Dahl's original story, and Mel Stuart's 1971 adaptation, "Willy Wonka & the

Chocolate Factory," so charming in the first place.

You know you're in Burton's world from the movie's lovely opening sequences,

which unfold in a snowy modern-day city that could pass for Victorian

London. The place is dominated by a chocolate factory that seems plucked

fresh from a Pink Floyd album cover. The look is vintage Burton, from its

bold, austere aesthetic to its pristine attention to detail; whether it's

the retro-looking Wonka delivery bikes or the catawampus shack where Charlie

Bucket and his family live, Burton has created a universe full of vibrant

color, imagination and warmth.

Then the faces start to melt off the singing puppets, and you remember that

Burton's world can be a very dark place indeed. Those puppets appear half an

hour into "Charlie and the Chocolate Factory," serving as mechanized

greeters at Willy Wonka's mysterious candy business, which Charlie (Freddie

Highmore) and four other young winners of Golden Tickets are about to tour.

Fans of the original "Willy Wonka" are familiar with Charlie's cohorts:

there's the bratty Veruca Salt (Julia Winter), the competitive Violet

Beauregarde (Annasophia Robb), the candy-guzzling Augustus Gloop (Philip

Wiegratz) and the television-addicted Mike Teavee (Jordan Fry). Shortly

after the puppets short-circuit and are promptly engulfed in flames, Wonka

himself appears, whispering "Good morning, Starshine" in a creepy, breathy

falsetto.

The ensuing downward spiral serves only to remind audiences why the original

"Willy Wonka" has been an enduring family hit: It's because Stuart

understood that Dahl's story wasn't just a fanciful tour through kids'

imaginations but a devastating social satire.

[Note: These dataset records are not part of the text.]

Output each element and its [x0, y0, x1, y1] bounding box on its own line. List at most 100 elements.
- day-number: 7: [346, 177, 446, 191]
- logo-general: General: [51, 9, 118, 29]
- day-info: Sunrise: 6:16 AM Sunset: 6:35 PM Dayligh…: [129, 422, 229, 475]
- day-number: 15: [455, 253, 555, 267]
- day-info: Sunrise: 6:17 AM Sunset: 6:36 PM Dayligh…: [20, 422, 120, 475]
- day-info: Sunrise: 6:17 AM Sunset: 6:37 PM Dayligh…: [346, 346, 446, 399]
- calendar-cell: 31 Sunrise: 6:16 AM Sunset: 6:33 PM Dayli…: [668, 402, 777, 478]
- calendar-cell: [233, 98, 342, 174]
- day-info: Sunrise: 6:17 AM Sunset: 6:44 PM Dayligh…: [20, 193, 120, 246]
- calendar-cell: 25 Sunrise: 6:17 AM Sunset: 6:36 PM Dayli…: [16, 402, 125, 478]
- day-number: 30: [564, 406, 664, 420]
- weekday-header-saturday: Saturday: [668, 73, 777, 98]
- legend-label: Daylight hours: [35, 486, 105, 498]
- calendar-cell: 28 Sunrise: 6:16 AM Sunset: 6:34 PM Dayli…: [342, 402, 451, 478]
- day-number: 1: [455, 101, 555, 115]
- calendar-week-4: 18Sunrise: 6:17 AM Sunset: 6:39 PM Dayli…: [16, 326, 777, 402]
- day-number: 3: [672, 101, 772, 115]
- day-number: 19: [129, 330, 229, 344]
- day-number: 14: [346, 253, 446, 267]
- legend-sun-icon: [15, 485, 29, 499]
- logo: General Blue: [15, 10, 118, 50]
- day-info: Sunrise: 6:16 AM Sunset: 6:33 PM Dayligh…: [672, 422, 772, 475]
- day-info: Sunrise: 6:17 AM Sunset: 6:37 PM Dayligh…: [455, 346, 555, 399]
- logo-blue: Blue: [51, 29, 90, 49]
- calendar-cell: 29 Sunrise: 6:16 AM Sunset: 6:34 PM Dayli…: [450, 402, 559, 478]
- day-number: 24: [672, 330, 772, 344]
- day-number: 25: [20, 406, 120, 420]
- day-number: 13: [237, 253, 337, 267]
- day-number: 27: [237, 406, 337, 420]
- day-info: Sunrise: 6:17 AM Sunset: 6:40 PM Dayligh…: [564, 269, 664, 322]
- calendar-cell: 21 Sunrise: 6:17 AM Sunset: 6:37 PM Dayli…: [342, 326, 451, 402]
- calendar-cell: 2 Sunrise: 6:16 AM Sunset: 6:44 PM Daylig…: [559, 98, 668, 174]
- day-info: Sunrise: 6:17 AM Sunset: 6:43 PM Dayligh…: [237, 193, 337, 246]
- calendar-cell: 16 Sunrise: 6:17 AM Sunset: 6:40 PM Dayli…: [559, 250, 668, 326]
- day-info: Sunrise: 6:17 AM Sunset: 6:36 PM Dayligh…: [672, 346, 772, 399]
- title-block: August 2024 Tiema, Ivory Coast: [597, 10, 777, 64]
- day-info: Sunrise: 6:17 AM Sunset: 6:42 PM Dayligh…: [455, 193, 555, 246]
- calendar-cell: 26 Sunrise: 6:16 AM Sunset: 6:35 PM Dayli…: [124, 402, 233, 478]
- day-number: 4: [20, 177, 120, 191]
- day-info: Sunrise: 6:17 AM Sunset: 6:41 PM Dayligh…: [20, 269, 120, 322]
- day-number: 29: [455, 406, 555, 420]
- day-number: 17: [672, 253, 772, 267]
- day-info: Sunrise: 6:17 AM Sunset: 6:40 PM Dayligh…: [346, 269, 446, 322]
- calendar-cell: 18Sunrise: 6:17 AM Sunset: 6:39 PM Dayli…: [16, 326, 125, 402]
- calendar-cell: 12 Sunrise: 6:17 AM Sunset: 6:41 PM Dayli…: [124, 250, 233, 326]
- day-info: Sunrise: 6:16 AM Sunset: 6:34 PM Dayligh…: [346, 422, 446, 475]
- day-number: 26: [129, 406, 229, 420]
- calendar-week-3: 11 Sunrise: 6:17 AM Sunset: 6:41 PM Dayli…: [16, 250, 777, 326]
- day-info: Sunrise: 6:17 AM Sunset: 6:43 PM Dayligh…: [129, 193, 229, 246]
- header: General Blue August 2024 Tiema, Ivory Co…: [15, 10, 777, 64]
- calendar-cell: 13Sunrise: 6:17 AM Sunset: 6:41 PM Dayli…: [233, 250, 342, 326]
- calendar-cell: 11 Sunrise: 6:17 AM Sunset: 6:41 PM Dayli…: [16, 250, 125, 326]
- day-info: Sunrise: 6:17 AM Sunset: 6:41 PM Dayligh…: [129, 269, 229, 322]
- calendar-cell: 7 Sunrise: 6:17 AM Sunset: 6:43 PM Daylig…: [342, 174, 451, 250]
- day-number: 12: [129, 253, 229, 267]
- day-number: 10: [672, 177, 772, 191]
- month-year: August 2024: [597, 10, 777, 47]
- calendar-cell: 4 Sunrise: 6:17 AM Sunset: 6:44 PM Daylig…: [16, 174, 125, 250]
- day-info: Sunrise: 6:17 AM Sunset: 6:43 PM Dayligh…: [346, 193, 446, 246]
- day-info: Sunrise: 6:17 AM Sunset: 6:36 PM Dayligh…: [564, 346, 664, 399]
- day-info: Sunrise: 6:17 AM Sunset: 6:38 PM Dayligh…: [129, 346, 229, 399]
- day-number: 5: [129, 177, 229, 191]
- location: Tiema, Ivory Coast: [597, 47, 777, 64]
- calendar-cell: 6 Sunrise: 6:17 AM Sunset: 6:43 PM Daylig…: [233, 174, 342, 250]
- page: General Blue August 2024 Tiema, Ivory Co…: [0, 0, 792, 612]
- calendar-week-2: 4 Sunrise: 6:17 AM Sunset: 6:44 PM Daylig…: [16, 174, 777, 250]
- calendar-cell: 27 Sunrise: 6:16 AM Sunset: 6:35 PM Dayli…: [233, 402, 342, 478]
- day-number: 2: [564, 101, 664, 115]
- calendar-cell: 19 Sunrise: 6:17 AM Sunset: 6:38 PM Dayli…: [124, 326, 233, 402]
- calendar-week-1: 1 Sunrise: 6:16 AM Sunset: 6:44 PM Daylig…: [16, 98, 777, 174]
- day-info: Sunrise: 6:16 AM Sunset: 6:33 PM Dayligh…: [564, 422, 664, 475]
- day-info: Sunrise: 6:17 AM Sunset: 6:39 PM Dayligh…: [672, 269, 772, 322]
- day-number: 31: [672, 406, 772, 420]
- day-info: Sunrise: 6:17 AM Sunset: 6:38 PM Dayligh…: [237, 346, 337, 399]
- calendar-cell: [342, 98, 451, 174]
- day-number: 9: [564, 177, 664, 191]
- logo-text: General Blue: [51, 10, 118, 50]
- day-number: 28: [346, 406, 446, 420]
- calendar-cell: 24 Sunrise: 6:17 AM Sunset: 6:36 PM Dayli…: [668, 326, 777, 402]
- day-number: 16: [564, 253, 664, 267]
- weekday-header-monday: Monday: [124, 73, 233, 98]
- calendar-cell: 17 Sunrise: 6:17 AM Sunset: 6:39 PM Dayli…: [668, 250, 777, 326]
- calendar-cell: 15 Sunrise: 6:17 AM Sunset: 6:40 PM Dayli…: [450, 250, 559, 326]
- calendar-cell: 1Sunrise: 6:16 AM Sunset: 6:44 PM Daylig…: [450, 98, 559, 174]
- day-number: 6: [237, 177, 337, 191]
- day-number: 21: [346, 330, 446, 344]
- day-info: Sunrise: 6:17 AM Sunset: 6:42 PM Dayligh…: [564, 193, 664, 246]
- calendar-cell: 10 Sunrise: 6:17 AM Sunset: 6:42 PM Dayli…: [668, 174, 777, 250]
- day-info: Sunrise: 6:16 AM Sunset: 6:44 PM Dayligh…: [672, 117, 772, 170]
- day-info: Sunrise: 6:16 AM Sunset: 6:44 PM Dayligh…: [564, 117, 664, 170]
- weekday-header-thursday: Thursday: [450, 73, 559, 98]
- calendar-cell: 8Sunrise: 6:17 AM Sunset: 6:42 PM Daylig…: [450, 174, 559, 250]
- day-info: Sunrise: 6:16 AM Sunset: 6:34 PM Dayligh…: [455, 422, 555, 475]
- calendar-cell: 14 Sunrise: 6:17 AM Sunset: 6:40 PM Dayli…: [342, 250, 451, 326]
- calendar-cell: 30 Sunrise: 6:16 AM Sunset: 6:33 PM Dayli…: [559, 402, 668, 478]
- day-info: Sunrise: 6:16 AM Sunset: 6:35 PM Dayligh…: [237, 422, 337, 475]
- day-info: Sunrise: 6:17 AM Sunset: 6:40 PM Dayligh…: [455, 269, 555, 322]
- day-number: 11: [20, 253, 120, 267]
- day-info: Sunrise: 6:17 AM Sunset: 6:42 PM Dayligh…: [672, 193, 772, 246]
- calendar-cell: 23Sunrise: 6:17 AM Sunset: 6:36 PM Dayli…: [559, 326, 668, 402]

Most of the movie's action

centered on the media frenzy, bare-knuckled greed and warped ambition that

erupted over the Golden Tickets; Wonka's factory tour was a sly commentary

-- delivered by Wilder with characteristically mordant understatement -- not

just on the gluttony, selfishness, snootiness and laziness the characters

embodied but also on the odiousness of kids, and overweening parents, in

general.

Despite its title, the kids in "Charlie and the Chocolate Factory" have been

all but lost. They still receive their individual comeuppances --

accompanied by MTV-era song-and-dance numbers by the Oompa Loompas -- but

the satirical edge has been dulled in a film that is dominated, and

ultimately swamped, by its star's mannered, pixilated performance.

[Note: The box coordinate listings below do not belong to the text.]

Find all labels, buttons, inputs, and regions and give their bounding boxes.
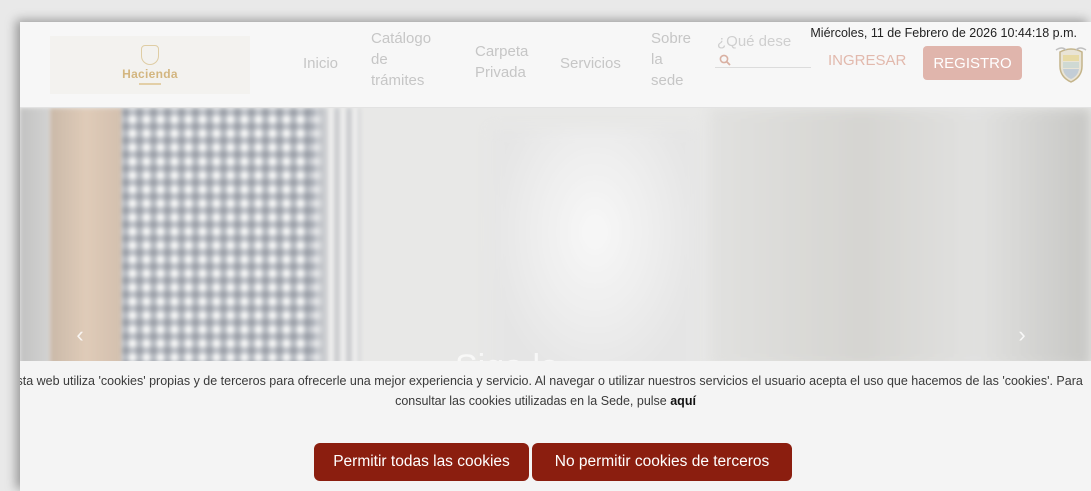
chevron-left-icon[interactable]: ‹ (68, 323, 92, 347)
cookie-notice-text: Esta web utiliza 'cookies' propias y de … (20, 371, 1091, 411)
nav-carpeta-line-2: Privada (475, 64, 526, 81)
chevron-right-icon[interactable]: › (1010, 323, 1034, 347)
logo-crest-icon (141, 45, 159, 65)
nav-sobre-line-3: sede (651, 72, 684, 89)
cookie-info-link[interactable]: aquí (670, 394, 696, 408)
search-box (715, 30, 811, 68)
logo-underline (139, 83, 161, 85)
deny-third-party-cookies-button[interactable]: No permitir cookies de terceros (532, 443, 792, 481)
hero-carousel: ‹ › Siga la Esta web utiliza 'cookies' p… (20, 108, 1091, 491)
site-header: Hacienda Inicio Catálogo de trámites Car… (20, 22, 1091, 108)
cookie-notice-body: Esta web utiliza 'cookies' propias y de … (20, 374, 1083, 408)
registro-button[interactable]: REGISTRO (923, 46, 1022, 80)
nav-catalogo-tramites[interactable]: Catálogo de trámites (371, 28, 431, 91)
browser-page: Hacienda Inicio Catálogo de trámites Car… (20, 22, 1091, 491)
nav-carpeta-privada[interactable]: Carpeta Privada (475, 41, 528, 83)
nav-servicios[interactable]: Servicios (560, 53, 621, 74)
allow-all-cookies-button[interactable]: Permitir todas las cookies (314, 443, 529, 481)
nav-sobre-line-1: Sobre (651, 30, 692, 47)
logo-text: Hacienda (122, 67, 178, 81)
search-icon[interactable] (719, 54, 731, 66)
nav-catalogo-line-1: Catálogo (371, 30, 432, 47)
cookie-banner: Esta web utiliza 'cookies' propias y de … (20, 361, 1091, 491)
search-input[interactable] (715, 30, 805, 52)
current-datetime: Miércoles, 11 de Febrero de 2026 10:44:1… (810, 26, 1077, 40)
ingresar-button[interactable]: INGRESAR (828, 52, 906, 69)
nav-catalogo-line-3: trámites (371, 72, 425, 89)
coat-of-arms-icon[interactable] (1054, 44, 1088, 84)
nav-catalogo-line-2: de (371, 51, 388, 68)
nav-sobre-la-sede[interactable]: Sobre la sede (651, 28, 691, 91)
hacienda-logo[interactable]: Hacienda (50, 36, 250, 94)
nav-sobre-line-2: la (651, 51, 663, 68)
nav-carpeta-line-1: Carpeta (475, 43, 529, 60)
nav-inicio[interactable]: Inicio (303, 53, 338, 74)
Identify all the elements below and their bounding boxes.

And so many flashbacks there are, from old Dr. Wonka burning young Willy's

Halloween candy to Willy's later trip to Oompa Loompa Land, where he

discovered the tribe of tiny brown men he would bring back to enslave --

sorry, employ -- as laborers in his candy empire. Reportedly, political

activists plan to hand out information at theaters playing "Charlie and the

Chocolate Factory" informing viewers of the real-life chocolate industry's

exploitative labor practices. Considering Willy's paternalistic,

post-colonial relationship with his "beloved Oompa Loompas" -- here

portrayed as digitized copies of the Indian actor Deep Roy -- they seem

pretty ripe for organizing themselves.

But such subtext is much less important to Burton than style, which "Charlie

and the Chocolate Factory" admittedly has in abundance, from its gorgeous

set design (the factory's nut-cracking room is particularly groovy) to

Willy's ever-changing wardrobe of Jackie O. sunglasses. Still, the film's

strenuous efforts at becoming a camp classic eventually begin to wear thin.

"Why is everything here so utterly pointless?" a character wails at one

point. As Burton shoves "Charlie and the Chocolate Factory" down yet one

more digressive, if fantastic-looking, path, viewers may well find

themselves asking that very question.